Pretorius also has a background in soccer. And he was obviously very good at rugby to be able to turn pro.

"I played soccer until I was about 16 and then I concentrated on rugby in high school," Pretorius said. "I played provincial soccer, then I went over and played provincial rugby. Then I turned pro in rugby and traveled around Europe. Quite an exciting life traveling to other countries."

So, why didn't the 5-10, 190-pound Pretorius continue pursuing a professional rugby career?

"Well, I did, but being such a small guy, my strongest thing in rugby was actually kicking a goal," he said. "My shoulders are pretty broken down from all the rugby I went through – tackling guys like Steve Rehring every day. Eventually it gets to me and kicking a ball through two sticks was what I was good at, so I decided to give football a go."

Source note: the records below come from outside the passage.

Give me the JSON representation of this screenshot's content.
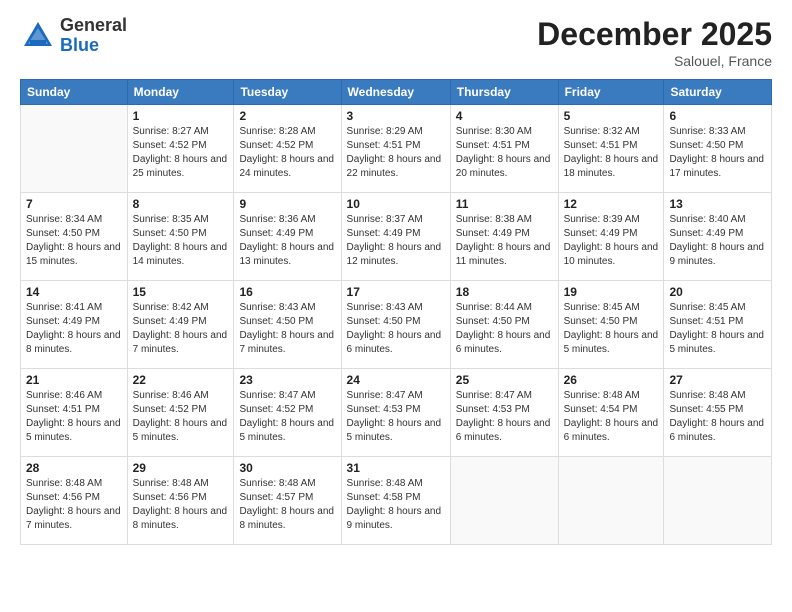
{
  "logo": {
    "general": "General",
    "blue": "Blue"
  },
  "title": "December 2025",
  "location": "Salouel, France",
  "days_of_week": [
    "Sunday",
    "Monday",
    "Tuesday",
    "Wednesday",
    "Thursday",
    "Friday",
    "Saturday"
  ],
  "weeks": [
    [
      {
        "day": "",
        "info": ""
      },
      {
        "day": "1",
        "info": "Sunrise: 8:27 AM\nSunset: 4:52 PM\nDaylight: 8 hours\nand 25 minutes."
      },
      {
        "day": "2",
        "info": "Sunrise: 8:28 AM\nSunset: 4:52 PM\nDaylight: 8 hours\nand 24 minutes."
      },
      {
        "day": "3",
        "info": "Sunrise: 8:29 AM\nSunset: 4:51 PM\nDaylight: 8 hours\nand 22 minutes."
      },
      {
        "day": "4",
        "info": "Sunrise: 8:30 AM\nSunset: 4:51 PM\nDaylight: 8 hours\nand 20 minutes."
      },
      {
        "day": "5",
        "info": "Sunrise: 8:32 AM\nSunset: 4:51 PM\nDaylight: 8 hours\nand 18 minutes."
      },
      {
        "day": "6",
        "info": "Sunrise: 8:33 AM\nSunset: 4:50 PM\nDaylight: 8 hours\nand 17 minutes."
      }
    ],
    [
      {
        "day": "7",
        "info": "Sunrise: 8:34 AM\nSunset: 4:50 PM\nDaylight: 8 hours\nand 15 minutes."
      },
      {
        "day": "8",
        "info": "Sunrise: 8:35 AM\nSunset: 4:50 PM\nDaylight: 8 hours\nand 14 minutes."
      },
      {
        "day": "9",
        "info": "Sunrise: 8:36 AM\nSunset: 4:49 PM\nDaylight: 8 hours\nand 13 minutes."
      },
      {
        "day": "10",
        "info": "Sunrise: 8:37 AM\nSunset: 4:49 PM\nDaylight: 8 hours\nand 12 minutes."
      },
      {
        "day": "11",
        "info": "Sunrise: 8:38 AM\nSunset: 4:49 PM\nDaylight: 8 hours\nand 11 minutes."
      },
      {
        "day": "12",
        "info": "Sunrise: 8:39 AM\nSunset: 4:49 PM\nDaylight: 8 hours\nand 10 minutes."
      },
      {
        "day": "13",
        "info": "Sunrise: 8:40 AM\nSunset: 4:49 PM\nDaylight: 8 hours\nand 9 minutes."
      }
    ],
    [
      {
        "day": "14",
        "info": "Sunrise: 8:41 AM\nSunset: 4:49 PM\nDaylight: 8 hours\nand 8 minutes."
      },
      {
        "day": "15",
        "info": "Sunrise: 8:42 AM\nSunset: 4:49 PM\nDaylight: 8 hours\nand 7 minutes."
      },
      {
        "day": "16",
        "info": "Sunrise: 8:43 AM\nSunset: 4:50 PM\nDaylight: 8 hours\nand 7 minutes."
      },
      {
        "day": "17",
        "info": "Sunrise: 8:43 AM\nSunset: 4:50 PM\nDaylight: 8 hours\nand 6 minutes."
      },
      {
        "day": "18",
        "info": "Sunrise: 8:44 AM\nSunset: 4:50 PM\nDaylight: 8 hours\nand 6 minutes."
      },
      {
        "day": "19",
        "info": "Sunrise: 8:45 AM\nSunset: 4:50 PM\nDaylight: 8 hours\nand 5 minutes."
      },
      {
        "day": "20",
        "info": "Sunrise: 8:45 AM\nSunset: 4:51 PM\nDaylight: 8 hours\nand 5 minutes."
      }
    ],
    [
      {
        "day": "21",
        "info": "Sunrise: 8:46 AM\nSunset: 4:51 PM\nDaylight: 8 hours\nand 5 minutes."
      },
      {
        "day": "22",
        "info": "Sunrise: 8:46 AM\nSunset: 4:52 PM\nDaylight: 8 hours\nand 5 minutes."
      },
      {
        "day": "23",
        "info": "Sunrise: 8:47 AM\nSunset: 4:52 PM\nDaylight: 8 hours\nand 5 minutes."
      },
      {
        "day": "24",
        "info": "Sunrise: 8:47 AM\nSunset: 4:53 PM\nDaylight: 8 hours\nand 5 minutes."
      },
      {
        "day": "25",
        "info": "Sunrise: 8:47 AM\nSunset: 4:53 PM\nDaylight: 8 hours\nand 6 minutes."
      },
      {
        "day": "26",
        "info": "Sunrise: 8:48 AM\nSunset: 4:54 PM\nDaylight: 8 hours\nand 6 minutes."
      },
      {
        "day": "27",
        "info": "Sunrise: 8:48 AM\nSunset: 4:55 PM\nDaylight: 8 hours\nand 6 minutes."
      }
    ],
    [
      {
        "day": "28",
        "info": "Sunrise: 8:48 AM\nSunset: 4:56 PM\nDaylight: 8 hours\nand 7 minutes."
      },
      {
        "day": "29",
        "info": "Sunrise: 8:48 AM\nSunset: 4:56 PM\nDaylight: 8 hours\nand 8 minutes."
      },
      {
        "day": "30",
        "info": "Sunrise: 8:48 AM\nSunset: 4:57 PM\nDaylight: 8 hours\nand 8 minutes."
      },
      {
        "day": "31",
        "info": "Sunrise: 8:48 AM\nSunset: 4:58 PM\nDaylight: 8 hours\nand 9 minutes."
      },
      {
        "day": "",
        "info": ""
      },
      {
        "day": "",
        "info": ""
      },
      {
        "day": "",
        "info": ""
      }
    ]
  ]
}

Pretorius redshirted in 2004, so he has four years of eligibility remaining.

Although sixth-year senior Josh Huston seems to have the starting job locked down this year, Pretorius is not ready to concede the job.

"No, definitely not," he said. "I believe I've got what it takes to win the job. It's just basically up to (head coach Jim) Tressel. I don't know if he's going to go for experience. I know Josh shared with (Mike) Nugent his freshman season. I don't know what he's looking for, but in terms of accuracy so far, I know I'm ahead.

"Josh has a slightly stronger leg – he hits a great looking ball. And Jon (Skeete is) coming in leaps and bounds too and he's hitting a great ball too. So, it's a nice competition among all of us."

It's rare that a college football team would have three competent kickers.

"Exactly," Pretorius said. "Jon and I are both freshmen and Josh is a senior. Josh is a good guy and it's a healthy competition for the whole team."

Pretorius was 4 for 5 on field goals during the kick scrimmage with a long of 44 yards.

In the spring game, sporting the No. 85 for the first time (he was No. 32 previously) Pretorius missed a 43-yard field goal off the left goalpost.

Pretorius will probably have to wait until 2006 to realize his dream of being a starter. But he appears to have a bright future at OSU. He's got a big leg and could develop into an outstanding kicker from 2006-08.